The covid pandemic created a perfect storm for inflation and higher prices. It became harder to get many items because people getting sick slowed down, or even stopped, production at some factories.

Related: Popular mall retailer shuts down abruptly after bankruptcy filing

It was also a period where demand increased while shipping, trucking and delivery systems were all strained or thrown out of whack. The combination led to product shortages and higher prices.

You might have gone to the grocery store and not been able to buy your favorite paper towel brand or find toilet paper at all. That happened partly because of the supply chain and partly due to increased demand, but at the end of the day, it led to higher prices, which some consumers blamed on President Joe Biden's administration.

Biden, of course, was blamed for the price increases, but as inflation has dropped and grocery prices have fallen, few companies have been up front about it. That's probably not a political choice in most cases. Instead, some companies have chosen to lower prices more slowly than they raised them.

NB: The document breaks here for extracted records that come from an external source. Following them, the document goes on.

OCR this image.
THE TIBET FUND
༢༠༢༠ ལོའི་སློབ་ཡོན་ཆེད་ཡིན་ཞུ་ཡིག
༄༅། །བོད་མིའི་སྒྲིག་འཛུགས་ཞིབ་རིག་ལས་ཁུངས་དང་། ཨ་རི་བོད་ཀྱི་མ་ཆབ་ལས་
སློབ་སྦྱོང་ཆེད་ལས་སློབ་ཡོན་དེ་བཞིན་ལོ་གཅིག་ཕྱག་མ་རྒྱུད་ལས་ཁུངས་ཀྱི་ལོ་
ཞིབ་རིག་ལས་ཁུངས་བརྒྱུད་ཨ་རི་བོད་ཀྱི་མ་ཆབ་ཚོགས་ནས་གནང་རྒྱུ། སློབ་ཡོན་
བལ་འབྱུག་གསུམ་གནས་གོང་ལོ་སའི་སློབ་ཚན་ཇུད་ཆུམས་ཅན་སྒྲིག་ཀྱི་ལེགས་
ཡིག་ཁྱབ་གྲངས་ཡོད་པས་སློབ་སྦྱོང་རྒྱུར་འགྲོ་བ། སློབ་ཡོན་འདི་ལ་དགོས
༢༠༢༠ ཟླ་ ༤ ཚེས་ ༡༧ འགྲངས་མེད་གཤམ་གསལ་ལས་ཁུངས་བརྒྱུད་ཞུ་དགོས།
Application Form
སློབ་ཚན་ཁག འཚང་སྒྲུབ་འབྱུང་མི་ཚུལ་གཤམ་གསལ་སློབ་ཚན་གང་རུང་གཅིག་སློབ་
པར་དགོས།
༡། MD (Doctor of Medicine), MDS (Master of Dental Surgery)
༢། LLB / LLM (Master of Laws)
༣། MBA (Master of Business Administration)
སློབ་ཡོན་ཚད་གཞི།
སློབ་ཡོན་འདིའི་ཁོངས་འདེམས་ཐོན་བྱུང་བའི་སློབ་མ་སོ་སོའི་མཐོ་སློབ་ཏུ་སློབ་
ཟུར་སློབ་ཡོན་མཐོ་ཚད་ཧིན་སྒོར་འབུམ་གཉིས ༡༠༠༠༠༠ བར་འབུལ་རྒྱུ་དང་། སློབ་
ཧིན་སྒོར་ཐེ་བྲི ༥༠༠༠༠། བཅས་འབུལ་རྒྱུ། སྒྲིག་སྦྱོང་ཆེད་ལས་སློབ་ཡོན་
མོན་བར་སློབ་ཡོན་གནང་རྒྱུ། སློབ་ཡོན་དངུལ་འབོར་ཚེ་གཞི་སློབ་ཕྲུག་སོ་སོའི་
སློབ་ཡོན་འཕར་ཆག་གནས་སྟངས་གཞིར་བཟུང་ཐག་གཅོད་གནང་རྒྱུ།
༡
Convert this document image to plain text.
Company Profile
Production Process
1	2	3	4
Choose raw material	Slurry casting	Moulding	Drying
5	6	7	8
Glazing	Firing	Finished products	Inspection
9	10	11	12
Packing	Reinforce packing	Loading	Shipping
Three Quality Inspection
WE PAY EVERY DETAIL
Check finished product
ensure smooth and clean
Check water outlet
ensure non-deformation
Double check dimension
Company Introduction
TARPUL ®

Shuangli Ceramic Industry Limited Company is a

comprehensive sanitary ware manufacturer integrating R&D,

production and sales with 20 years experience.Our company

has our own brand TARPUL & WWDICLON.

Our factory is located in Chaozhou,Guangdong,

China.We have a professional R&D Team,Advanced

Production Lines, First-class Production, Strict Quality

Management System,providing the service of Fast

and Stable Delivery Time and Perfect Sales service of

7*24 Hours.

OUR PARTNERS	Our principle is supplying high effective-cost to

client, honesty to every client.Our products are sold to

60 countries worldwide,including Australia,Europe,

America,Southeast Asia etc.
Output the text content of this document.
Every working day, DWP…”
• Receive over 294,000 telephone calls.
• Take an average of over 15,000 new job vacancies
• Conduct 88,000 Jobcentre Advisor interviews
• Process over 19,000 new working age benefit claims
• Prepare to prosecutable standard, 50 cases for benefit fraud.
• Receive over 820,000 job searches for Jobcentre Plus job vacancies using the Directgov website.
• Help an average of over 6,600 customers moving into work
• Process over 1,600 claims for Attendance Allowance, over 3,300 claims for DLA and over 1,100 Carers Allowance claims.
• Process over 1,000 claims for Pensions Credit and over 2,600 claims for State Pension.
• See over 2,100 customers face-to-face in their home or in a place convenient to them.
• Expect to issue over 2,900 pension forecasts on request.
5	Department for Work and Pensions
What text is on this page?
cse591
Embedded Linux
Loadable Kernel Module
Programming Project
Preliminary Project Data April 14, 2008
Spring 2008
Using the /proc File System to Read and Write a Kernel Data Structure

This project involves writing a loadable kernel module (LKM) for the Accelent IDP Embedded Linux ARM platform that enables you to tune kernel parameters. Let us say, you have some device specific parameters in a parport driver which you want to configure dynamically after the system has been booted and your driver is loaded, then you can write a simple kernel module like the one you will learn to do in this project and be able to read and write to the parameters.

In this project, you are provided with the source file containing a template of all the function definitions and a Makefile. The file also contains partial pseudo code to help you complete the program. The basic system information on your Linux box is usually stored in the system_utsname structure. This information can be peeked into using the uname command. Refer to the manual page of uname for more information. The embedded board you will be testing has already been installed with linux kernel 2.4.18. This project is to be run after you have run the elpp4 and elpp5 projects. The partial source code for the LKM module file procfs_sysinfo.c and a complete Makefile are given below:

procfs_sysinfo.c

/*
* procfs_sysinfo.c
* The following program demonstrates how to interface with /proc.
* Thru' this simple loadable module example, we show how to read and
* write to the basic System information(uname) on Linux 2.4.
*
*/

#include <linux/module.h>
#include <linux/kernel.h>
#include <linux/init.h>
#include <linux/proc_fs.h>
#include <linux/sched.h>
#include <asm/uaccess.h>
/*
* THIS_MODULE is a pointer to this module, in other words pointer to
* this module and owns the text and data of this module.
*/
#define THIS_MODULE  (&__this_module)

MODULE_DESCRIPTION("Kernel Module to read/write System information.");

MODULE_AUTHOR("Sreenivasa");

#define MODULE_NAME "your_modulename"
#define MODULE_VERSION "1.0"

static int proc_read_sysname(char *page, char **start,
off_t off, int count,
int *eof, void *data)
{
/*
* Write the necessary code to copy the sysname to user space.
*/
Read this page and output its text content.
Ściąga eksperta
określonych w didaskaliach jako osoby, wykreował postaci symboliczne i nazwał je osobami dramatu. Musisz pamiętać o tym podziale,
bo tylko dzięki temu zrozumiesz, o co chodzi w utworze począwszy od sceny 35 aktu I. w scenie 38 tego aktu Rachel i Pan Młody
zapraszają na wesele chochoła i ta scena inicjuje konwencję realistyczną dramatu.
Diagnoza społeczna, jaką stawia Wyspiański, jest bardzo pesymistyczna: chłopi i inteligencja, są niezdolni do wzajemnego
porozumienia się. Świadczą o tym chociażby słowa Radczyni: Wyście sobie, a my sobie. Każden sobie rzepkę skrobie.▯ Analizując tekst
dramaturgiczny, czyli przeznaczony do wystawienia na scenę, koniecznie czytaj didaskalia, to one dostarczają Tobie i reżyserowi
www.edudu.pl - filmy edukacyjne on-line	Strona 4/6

However, two major retailers, Walmart (WMT) and Costco, have been very honest about inflation. Walmart Chief Executive Doug McMillon's most recent comments validate what Biden's administration has been saying about the state of the economy. And they contrast with the economic picture being painted by Republicans who support their presumptive nominee, Donald Trump.

Walmart has seen inflation drop in many key areas.

Image source: Joe Raedle/Getty Images

Walmart sees lower prices

McMillon does not talk about lower prices to make a political statement. He's communicating with customers and potential customers through the analysts who cover the company's quarterly-earnings calls.

During Walmart's fiscal-fourth-quarter-earnings call, McMillon was clear that prices are going down.

"I'm excited about the omnichannel net promoter score trends the team is driving. Across countries, we continue to see a customer that's resilient but looking for value. As always, we're working hard to deliver that for them, including through our rollbacks on food pricing in Walmart U.S. Those were up significantly in Q4 versus last year, following a big increase in Q3," he said.

He was specific about where the chain has seen prices go down.

"Our general merchandise prices are lower than a year ago and even two years ago in some categories, which means our customers are finding value in areas like apparel and hard lines," he said. "In food, prices are lower than a year ago in places like eggs, apples, and deli snacks, but higher in other places like asparagus and blackberries."

McMillon said that in other areas prices were still up but have been falling.

"Dry grocery and consumables categories like paper goods and cleaning supplies are up mid-single digits versus last year and high teens versus two years ago. Private-brand penetration is up in many of the countries where we operate, including the United States," he said.

Costco sees almost no inflation impact

McMillon avoided the word inflation in his comments. Costco  (COST)  Chief Financial Officer Richard Galanti, who steps down on March 15, has been very transparent on the topic.

The CFO commented on inflation during his company's fiscal-first-quarter-earnings call.

"Most recently, in the last fourth-quarter discussion, we had estimated that year-over-year inflation was in the 1% to 2% range. Our estimate for the quarter just ended, that inflation was in the 0% to 1% range," he said.

Galanti made clear that inflation (and even deflation) varied by category.

"A bigger deflation in some big and bulky items like furniture sets due to lower freight costs year over year, as well as on things like domestics, bulky lower-priced items, again, where the freight cost is significant. Some deflationary items were as much as 20% to 30% and, again, mostly freight-related," he added.